Creative Screenwriting Magazine

Bill Parker

Screenwriters are generally told to write in one prevailing genre and perhaps one descriptor genre, such as horror-comedy. Goldberg and Parker walked a precarious tightrope while juggling multiple genres in Unpregnant.

It all comes down to approaching every scene through the eyes of the protagonist and only living one genre element at a time,” said Parker. “What is Veronica feeling in a particular scene? What is she feeling before the scene and where do we need to get her to feel in the next scene. You service each scene through subtle genre twists.
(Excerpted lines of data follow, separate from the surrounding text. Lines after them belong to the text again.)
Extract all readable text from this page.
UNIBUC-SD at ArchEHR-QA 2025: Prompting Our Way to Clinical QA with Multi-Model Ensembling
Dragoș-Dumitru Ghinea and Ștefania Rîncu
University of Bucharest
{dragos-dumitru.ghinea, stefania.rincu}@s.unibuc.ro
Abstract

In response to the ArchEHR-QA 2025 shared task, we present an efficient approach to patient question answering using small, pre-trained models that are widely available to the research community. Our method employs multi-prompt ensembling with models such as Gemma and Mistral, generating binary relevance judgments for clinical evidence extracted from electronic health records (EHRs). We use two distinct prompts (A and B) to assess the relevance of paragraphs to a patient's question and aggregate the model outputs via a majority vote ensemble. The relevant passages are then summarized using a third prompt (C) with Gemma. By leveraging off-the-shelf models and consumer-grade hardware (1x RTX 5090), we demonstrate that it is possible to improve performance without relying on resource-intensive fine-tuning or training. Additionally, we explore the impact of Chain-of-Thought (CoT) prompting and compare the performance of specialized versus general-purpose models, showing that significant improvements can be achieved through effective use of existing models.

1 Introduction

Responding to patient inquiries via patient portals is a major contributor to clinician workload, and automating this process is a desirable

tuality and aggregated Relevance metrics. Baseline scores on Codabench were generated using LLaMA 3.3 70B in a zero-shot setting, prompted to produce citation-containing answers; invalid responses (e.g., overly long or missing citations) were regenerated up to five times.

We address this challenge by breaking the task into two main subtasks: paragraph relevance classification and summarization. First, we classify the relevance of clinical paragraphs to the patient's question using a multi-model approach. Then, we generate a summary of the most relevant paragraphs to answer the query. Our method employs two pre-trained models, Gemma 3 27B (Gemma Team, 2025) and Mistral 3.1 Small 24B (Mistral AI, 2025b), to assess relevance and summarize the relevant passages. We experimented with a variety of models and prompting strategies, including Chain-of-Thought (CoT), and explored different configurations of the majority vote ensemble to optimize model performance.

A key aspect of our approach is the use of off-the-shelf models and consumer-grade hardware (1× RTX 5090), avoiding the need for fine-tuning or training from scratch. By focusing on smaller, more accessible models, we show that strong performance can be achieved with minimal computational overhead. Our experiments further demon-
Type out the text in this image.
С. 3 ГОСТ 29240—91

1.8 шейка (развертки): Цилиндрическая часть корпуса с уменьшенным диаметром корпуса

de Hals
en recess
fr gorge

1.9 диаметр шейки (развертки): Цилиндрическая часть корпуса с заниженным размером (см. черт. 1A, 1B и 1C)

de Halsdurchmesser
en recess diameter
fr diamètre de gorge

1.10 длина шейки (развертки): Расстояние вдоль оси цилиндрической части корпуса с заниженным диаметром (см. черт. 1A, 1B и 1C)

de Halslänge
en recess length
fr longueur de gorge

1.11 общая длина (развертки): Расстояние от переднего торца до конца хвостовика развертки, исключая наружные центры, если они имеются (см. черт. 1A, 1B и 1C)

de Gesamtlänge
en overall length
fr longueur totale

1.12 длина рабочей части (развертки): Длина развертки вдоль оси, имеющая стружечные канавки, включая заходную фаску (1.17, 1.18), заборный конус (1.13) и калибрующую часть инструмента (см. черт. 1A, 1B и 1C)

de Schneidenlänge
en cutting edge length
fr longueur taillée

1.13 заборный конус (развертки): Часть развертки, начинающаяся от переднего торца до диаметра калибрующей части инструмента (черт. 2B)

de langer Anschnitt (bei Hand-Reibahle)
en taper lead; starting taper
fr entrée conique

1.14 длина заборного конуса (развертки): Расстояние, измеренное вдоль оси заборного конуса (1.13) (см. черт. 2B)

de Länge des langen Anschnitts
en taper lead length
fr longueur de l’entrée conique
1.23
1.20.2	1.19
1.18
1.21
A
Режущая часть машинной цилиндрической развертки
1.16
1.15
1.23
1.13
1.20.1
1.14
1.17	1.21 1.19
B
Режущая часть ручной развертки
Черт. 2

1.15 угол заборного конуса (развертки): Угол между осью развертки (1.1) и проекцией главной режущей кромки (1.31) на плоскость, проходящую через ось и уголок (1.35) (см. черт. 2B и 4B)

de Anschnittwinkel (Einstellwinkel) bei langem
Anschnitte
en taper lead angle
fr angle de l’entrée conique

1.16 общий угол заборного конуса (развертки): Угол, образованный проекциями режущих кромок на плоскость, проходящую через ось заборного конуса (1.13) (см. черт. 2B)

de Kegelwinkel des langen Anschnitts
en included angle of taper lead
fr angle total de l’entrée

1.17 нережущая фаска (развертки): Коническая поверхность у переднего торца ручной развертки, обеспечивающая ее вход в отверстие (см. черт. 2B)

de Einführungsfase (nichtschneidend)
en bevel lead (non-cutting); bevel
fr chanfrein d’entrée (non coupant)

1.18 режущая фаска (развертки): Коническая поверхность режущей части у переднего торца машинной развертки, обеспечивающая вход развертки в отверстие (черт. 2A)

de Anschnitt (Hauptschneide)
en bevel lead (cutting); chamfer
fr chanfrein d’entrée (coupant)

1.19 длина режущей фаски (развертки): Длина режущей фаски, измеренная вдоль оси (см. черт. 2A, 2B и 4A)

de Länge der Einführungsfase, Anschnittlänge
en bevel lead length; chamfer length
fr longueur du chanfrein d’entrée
Goldberg added that it was never their intention to spice up the story with genre cutaway vignettes. These are misguided distractions because you only need to return the characters to their exit points. “Every scene must affect the characters’ journey in some way.

Unpregnant is a buddy movie about healing the broken friendship between Veronica and Bailey. Superficially, this Veronica’s movie. However, Bailey is initially portrayed as bold, brash, and not caring about anything. “Throughout the film, we dropped breadcrumbs to reveal more about Bailey’s complex character,” said Goldberg. “The movie is tracking their journey from getting them from being ex-best friends to becoming friends through the vehicle of getting an abortion. Bailey is the only person Veronica can rely on.

Any writing duo can be fraught with its own set of challenges. Team Goldberg and Parker front-loaded their story before any writing began. “We built a solid roadmap before we started writing,” said Parker. The character arcs well well-established before the writing process began. Their discussions focused mainly on the logistics of the road trip.

Since they had a first draft to work from, they wrote additional story notes on index cards to flesh out the scenes. “The cards were color-coded for characters, themes, plot points, and locations because there were so many themes to keep track of,” said Parker.

We asked the writing pair what was the most challenging aspect of writing this screenplay. “Getting ourselves on the road,” answered Bill. “You have a lot of story to set up before Veronica and Bailey get on their trip. We needed to do it as quickly and efficiently as possible.